Word of the Day: thank November 28, 2013

Word of the Day: thank

 

Our word today sounds like think, and that’s appropriate, because the words are related. We move from a verb that means “to seem, to appear,” as in German duenken, to the causative verb “to make an image appear to oneself,” in one’s own mind, as in think (Anglo Saxon thyncan, German denken), to a verb meaning “to think good thoughts about someone else,” a causative on top of a causative: Anglo Saxon thancian, German danken, Swedish tak, English thank.

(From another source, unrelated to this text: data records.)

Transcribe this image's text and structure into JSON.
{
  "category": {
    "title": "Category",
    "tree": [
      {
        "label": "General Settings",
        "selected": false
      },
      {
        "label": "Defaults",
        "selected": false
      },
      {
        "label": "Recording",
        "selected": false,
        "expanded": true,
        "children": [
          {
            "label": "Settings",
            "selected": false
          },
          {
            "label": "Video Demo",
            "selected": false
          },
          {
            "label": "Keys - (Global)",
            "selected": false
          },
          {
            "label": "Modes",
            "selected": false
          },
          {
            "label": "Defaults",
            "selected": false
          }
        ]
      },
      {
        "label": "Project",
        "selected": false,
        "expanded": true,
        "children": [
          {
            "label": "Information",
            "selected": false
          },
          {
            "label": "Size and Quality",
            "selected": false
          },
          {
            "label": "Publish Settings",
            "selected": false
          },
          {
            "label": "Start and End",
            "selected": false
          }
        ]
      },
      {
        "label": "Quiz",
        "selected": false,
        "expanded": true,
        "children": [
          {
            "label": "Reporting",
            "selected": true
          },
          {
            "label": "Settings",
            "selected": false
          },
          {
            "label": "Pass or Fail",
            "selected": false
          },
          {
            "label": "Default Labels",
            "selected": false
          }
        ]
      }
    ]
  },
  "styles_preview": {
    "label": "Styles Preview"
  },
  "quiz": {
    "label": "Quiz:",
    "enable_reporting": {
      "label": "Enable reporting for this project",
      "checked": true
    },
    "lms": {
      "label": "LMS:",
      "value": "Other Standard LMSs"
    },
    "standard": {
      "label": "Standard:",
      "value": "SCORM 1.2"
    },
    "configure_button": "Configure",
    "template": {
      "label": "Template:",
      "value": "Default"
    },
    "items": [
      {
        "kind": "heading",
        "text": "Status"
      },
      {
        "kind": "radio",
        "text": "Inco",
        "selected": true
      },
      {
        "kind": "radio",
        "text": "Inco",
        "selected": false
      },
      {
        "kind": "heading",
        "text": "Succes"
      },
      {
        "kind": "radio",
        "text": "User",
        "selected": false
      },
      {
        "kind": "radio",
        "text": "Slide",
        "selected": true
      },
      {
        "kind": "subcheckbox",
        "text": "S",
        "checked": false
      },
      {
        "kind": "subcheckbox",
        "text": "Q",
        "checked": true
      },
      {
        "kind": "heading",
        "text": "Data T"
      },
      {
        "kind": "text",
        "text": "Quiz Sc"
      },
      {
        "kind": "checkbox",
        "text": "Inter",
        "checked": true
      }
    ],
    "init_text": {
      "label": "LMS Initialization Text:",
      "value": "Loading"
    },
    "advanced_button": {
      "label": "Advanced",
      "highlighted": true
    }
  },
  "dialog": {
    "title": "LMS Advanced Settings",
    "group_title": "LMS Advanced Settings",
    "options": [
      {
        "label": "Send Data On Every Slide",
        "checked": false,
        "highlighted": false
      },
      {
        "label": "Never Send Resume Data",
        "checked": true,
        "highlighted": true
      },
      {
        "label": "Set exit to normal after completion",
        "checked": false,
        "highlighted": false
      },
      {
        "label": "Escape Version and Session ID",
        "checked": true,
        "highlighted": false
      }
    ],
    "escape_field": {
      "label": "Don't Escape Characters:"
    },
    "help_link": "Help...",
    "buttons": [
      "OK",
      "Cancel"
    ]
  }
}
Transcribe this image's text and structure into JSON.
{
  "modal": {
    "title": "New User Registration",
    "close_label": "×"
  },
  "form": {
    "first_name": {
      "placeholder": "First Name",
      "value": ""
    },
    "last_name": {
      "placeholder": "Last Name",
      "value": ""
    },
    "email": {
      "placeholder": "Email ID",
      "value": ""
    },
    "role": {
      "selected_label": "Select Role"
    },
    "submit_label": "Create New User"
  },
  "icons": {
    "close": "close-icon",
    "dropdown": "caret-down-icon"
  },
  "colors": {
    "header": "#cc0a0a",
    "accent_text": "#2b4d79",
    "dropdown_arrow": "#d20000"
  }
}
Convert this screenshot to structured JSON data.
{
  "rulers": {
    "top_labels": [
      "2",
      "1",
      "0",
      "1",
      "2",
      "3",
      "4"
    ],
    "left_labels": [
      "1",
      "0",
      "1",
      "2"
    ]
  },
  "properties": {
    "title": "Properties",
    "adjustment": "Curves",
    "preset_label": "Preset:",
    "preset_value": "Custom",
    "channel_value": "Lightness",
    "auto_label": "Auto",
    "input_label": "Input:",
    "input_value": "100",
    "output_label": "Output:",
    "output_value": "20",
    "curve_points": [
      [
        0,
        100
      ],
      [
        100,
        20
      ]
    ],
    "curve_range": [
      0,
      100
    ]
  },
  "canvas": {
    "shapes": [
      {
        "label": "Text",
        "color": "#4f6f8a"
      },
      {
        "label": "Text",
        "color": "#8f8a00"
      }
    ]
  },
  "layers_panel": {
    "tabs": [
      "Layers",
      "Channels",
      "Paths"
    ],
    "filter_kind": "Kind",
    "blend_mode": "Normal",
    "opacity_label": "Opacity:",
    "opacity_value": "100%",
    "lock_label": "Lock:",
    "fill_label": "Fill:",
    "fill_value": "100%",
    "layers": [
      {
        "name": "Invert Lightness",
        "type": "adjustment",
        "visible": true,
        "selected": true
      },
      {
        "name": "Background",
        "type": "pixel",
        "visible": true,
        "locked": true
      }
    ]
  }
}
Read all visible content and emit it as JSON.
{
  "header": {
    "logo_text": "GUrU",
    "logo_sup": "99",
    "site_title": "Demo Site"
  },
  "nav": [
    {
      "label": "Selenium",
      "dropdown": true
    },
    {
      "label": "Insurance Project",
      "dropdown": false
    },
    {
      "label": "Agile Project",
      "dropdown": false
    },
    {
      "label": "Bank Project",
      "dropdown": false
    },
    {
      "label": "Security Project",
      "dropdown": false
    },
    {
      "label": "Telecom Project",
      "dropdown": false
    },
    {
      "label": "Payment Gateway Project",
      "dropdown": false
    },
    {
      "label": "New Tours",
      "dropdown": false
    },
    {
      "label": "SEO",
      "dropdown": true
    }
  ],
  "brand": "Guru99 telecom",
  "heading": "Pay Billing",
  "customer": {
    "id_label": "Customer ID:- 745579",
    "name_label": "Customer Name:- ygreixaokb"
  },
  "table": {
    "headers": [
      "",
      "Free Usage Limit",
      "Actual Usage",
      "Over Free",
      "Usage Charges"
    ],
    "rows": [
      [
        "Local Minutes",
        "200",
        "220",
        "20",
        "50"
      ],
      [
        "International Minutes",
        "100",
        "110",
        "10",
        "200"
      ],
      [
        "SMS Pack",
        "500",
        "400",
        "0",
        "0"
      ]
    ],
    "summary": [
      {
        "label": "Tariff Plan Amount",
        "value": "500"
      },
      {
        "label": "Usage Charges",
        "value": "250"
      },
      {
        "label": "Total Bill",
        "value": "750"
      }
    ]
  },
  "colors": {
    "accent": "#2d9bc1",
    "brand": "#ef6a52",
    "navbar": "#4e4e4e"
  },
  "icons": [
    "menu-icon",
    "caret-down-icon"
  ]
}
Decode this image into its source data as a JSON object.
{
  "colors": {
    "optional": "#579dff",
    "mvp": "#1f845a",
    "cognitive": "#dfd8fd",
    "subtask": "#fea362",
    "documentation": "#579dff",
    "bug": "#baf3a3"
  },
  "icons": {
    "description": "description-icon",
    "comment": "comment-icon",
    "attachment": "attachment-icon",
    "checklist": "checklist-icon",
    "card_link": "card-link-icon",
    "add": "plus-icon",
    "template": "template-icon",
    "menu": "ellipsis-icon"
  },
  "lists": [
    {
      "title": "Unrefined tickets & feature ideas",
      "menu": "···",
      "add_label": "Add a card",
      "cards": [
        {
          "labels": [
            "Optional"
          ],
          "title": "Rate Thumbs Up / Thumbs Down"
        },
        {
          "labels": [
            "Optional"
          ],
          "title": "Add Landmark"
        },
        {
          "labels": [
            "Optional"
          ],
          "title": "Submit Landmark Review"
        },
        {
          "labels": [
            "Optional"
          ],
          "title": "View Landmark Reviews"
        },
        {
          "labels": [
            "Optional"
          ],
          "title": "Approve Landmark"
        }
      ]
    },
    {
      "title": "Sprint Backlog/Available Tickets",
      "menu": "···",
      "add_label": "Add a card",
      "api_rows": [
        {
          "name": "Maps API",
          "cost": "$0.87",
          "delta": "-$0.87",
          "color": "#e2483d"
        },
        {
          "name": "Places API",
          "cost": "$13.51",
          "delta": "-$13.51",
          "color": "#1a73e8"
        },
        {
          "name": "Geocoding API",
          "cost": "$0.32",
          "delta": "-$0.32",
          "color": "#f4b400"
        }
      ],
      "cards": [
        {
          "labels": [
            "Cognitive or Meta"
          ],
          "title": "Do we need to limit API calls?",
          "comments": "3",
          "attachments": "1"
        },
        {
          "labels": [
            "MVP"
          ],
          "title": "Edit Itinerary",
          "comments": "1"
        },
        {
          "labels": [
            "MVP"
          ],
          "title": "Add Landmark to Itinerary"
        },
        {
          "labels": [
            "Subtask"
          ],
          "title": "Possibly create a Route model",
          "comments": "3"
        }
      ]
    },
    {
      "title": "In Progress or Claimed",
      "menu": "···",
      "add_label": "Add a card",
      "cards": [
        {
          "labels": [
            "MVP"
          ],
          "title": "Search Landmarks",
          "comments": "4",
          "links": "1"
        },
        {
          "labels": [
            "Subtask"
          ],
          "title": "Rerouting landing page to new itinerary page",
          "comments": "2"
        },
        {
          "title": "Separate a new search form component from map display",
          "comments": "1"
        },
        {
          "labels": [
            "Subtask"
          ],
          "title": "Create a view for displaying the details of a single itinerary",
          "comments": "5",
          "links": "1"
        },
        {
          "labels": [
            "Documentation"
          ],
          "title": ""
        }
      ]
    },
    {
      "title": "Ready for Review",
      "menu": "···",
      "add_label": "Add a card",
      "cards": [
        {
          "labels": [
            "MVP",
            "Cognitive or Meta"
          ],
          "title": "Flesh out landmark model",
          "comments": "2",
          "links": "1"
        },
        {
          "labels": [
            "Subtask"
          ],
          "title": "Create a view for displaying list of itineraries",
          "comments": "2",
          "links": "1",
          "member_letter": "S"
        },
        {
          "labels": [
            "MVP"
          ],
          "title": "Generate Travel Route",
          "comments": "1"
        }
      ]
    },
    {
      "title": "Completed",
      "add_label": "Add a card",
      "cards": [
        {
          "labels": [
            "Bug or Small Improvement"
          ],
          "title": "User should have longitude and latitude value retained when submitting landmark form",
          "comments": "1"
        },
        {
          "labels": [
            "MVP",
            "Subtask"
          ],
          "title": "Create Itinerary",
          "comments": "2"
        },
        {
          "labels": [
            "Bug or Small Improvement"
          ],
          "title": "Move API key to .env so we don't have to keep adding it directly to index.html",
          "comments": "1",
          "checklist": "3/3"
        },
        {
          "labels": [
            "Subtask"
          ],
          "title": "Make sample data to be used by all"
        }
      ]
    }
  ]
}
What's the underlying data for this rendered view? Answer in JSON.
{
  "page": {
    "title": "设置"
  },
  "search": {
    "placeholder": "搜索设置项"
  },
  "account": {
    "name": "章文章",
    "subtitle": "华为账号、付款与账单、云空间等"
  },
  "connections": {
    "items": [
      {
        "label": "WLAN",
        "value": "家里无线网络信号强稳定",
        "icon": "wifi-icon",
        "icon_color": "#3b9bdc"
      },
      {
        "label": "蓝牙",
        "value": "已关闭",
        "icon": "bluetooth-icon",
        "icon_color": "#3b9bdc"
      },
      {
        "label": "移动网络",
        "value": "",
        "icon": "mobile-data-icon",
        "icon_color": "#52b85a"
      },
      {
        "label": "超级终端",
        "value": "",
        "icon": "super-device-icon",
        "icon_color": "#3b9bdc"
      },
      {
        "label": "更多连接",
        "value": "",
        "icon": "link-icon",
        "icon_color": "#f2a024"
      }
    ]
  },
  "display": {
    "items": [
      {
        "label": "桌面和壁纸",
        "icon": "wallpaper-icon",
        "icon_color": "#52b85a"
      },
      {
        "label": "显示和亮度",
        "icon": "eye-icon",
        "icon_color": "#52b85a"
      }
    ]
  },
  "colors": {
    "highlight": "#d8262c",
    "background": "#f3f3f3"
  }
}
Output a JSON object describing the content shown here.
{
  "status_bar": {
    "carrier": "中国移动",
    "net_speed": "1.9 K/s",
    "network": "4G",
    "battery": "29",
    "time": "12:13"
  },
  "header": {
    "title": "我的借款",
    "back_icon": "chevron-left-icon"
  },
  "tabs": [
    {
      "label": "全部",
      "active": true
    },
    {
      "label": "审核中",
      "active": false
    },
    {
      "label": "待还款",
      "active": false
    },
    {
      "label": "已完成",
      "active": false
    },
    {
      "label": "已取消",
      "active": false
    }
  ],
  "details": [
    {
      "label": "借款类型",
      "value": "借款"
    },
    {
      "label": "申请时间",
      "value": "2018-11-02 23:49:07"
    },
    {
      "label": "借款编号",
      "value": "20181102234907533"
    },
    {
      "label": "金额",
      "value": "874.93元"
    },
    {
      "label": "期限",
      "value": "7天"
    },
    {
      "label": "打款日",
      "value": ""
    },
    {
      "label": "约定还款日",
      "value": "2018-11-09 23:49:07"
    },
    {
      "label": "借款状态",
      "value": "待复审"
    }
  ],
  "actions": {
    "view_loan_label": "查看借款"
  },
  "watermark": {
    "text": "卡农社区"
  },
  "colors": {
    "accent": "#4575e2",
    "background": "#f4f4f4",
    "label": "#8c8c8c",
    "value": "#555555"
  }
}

I’m fonder of the Romance language words for giving thanks. Gratias agimus tibi, we Catholics sing in the Gloria when we return to Latin for the prayers sung on the great feasts; and the word gratias suggests the free gift of a loving heart, a gift of praise. A whole host of words in the Romance languages help us to understand the connection between true freedom and love: gratitude is a gift of love in response to a loving gift; grace is the free gift of God’s favor to man, and even as a description of human beauty and kindness it suggests something free, something in excess of what is strictly necessary. The Latin word is preserved in Italian grazie, Spanish gracias, French grace.


When a Frenchman sings thanks to God at Mass, it’s grace a toi; but when he thanks the waiter at the café, he uses the word merci, closely related to our English word mercy. That too has an underlying idea of a free gift, but this time it’s the generous reward for service rendered. Mercy is related to our words merchandise and market, though those words kept to the original Latin track, for words having to do with buying and selling. The idea is that mercy is given far in excess of what is really merited. The word in the Latin Bible that is usually translated as mercy, however, is completely unrelated: misericordia, literally pity in the heart.

The Greek word for giving thanks gives us our English eucharist, a good-giving, a good-gracing. And who is giving, in the sacrament? Christ is giving Himself, the giver and the gift at once, and we are giving Him praise and thanks in return. It is a good-giving on both sides.
On Thanksgiving, which President Lincoln established as a national feast, we might-should glance away from the football games and the table to think of God’s grace and mercy, abounding far beyond our fitful and uncertain attempts to do what is right and just.